The Red Sox continued in the American League while the Dodgers labored in the National, and even the resurgence of the Red Sox, with three championships since 2004, did nothing to foster a rivalry with the Dodgers because the latter were stuck in a period, from 1988 through 2016, in which they failed to progress as far as the World Series.
Now, finally, the teams meet with the Commissioner’s Trophy at stake, and this could get heated — if the basketball teams from Boston and Los Angeles are any indication. The NBA clubs were bitter rivals from the 1960s and into the 1990s, and fans of a certain age have not forgotten.
It would be easy to suppose that baseball, as a business, is happy to have the Dodgers and Red Sox finally get down to business, 102 years after their one and only World Series meeting. Hard-core fans of just about any MLB club can appreciate the seemingly strange gap in big games — or any games at all — between these two franchises.
Baseball has 30 clubs now, compared to the 16 that competed through the 195os, and any particular two-club matchup is harder to bring off.
The Dodgers and Red Sox, however, may each have a leg up on most of their competitors because the two of them are wealthy clubs with enormous revenues emerging from their equally enormous fans bases, and an embrace of modern statistical analysis that seems to be tipping success toward the modern-thinking.
I predicted on this blog that the Red Sox would be here, after their 108-victory regular season, but I thought the Dodgers would go out against the Milwaukee Brewers, whom the Dodgers finished in Game 7 last night/early this morning (in France).
The last time the clubs met in the World Series, only a handful of people currently inhabiting the planet were alive.

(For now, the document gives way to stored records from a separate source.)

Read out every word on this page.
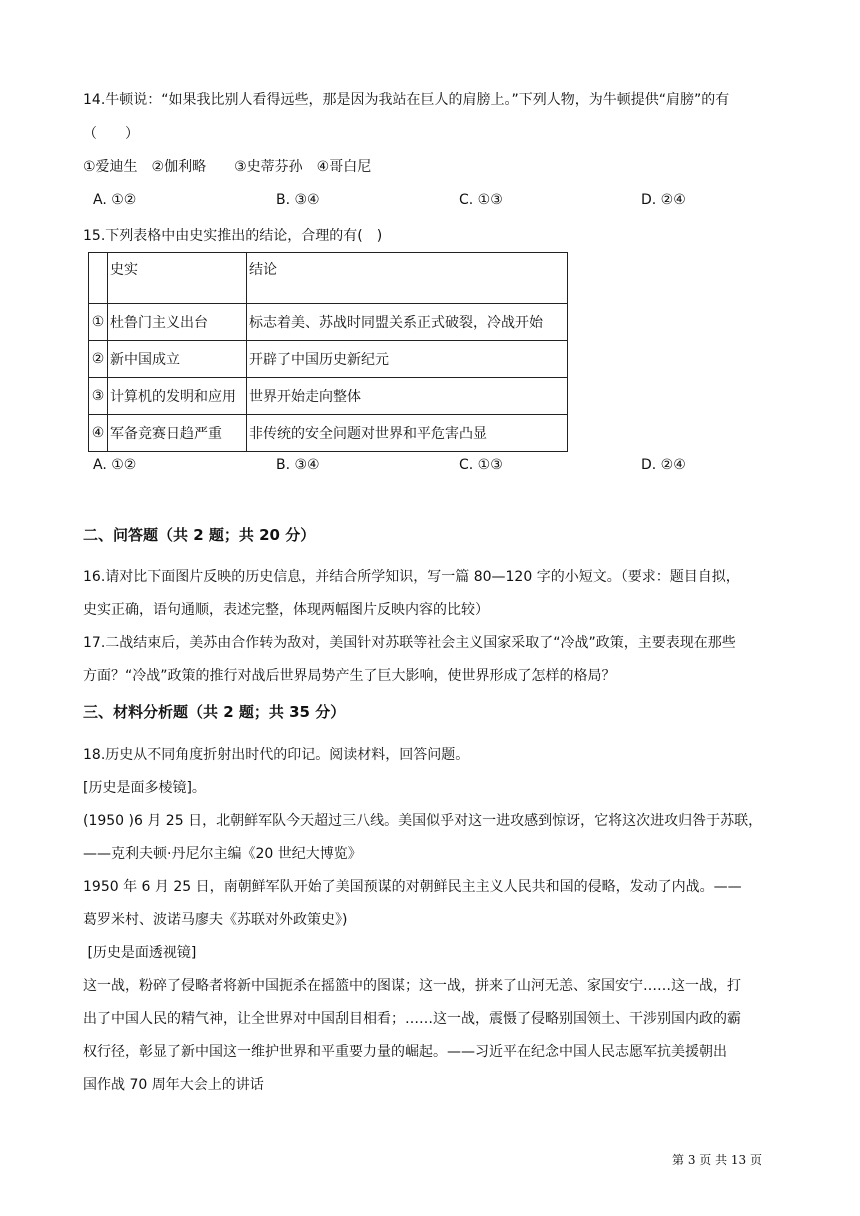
14.牛顿说：“如果我比别人看得远些，那是因为我站在巨人的肩膀上。”下列人物，为牛顿提供“肩膀”的有
（　　）
①爱迪生　②伽利略　　③史蒂芬孙　④哥白尼
A. ①②	B. ③④	C. ①③	D. ②④
15.下列表格中由史实推出的结论，合理的有(　)
	史实	结论
①	杜鲁门主义出台	标志着美、苏战时同盟关系正式破裂，冷战开始
②	新中国成立	开辟了中国历史新纪元
③	计算机的发明和应用	世界开始走向整体
④	军备竞赛日趋严重	非传统的安全问题对世界和平危害凸显
A. ①②	B. ③④	C. ①③	D. ②④
二、问答题（共 2 题；共 20 分）
16.请对比下面图片反映的历史信息，并结合所学知识，写一篇 80—120 字的小短文。（要求：题目自拟，
史实正确，语句通顺，表述完整，体现两幅图片反映内容的比较）
17.二战结束后，美苏由合作转为敌对，美国针对苏联等社会主义国家采取了“冷战”政策，主要表现在那些
方面？“冷战”政策的推行对战后世界局势产生了巨大影响，使世界形成了怎样的格局？
三、材料分析题（共 2 题；共 35 分）
18.历史从不同角度折射出时代的印记。阅读材料，回答问题。
[历史是面多棱镜]。
(1950 )6 月 25 日，北朝鲜军队今天超过三八线。美国似乎对这一进攻感到惊讶，它将这次进攻归咎于苏联，
——克利夫顿·丹尼尔主编《20 世纪大博览》
1950 年 6 月 25 日，南朝鲜军队开始了美国预谋的对朝鲜民主主义人民共和国的侵略，发动了内战。——
葛罗米村、波诺马廖夫《苏联对外政策史》)
[历史是面透视镜]
这一战，粉碎了侵略者将新中国扼杀在摇篮中的图谋；这一战，拼来了山河无恙、家国安宁……这一战，打
出了中国人民的精气神，让全世界对中国刮目相看；……这一战，震慑了侵略别国领土、干涉别国内政的霸
权行径，彰显了新中国这一维护世界和平重要力量的崛起。——习近平在纪念中国人民志愿军抗美援朝出
国作战 70 周年大会上的讲话
第 3 页 共 13 页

Casey Stengel, a future Yankees and Mets manager, might be the most recognizable name, from the 1916 Dodgers, followed by Hall of Fame outfielder Zack Wheat; Hall of Fame pitcher Charles “Chief” Bender and Fred Merkle (of Merkle’s boner fame). And, from the Red Sox, pitcher Carl Mays, who threw the pitch that killed Ray Chapman in 1920 and Ruth — who threw a 14-inning complete game in a 2-1 victory over the Dodgers in Game 2.
Anyway, the Dodgers and Red Sox, together again 102 years after a rivalry that didn’t take hold.
Instead, the Dodgers spent a lot of time demonizing the Giants, and the Red Sox developed a thing with the Yankees so encompassing it sometimes feels like it is the only rivalry that matters.
Let us see if we can develop something new.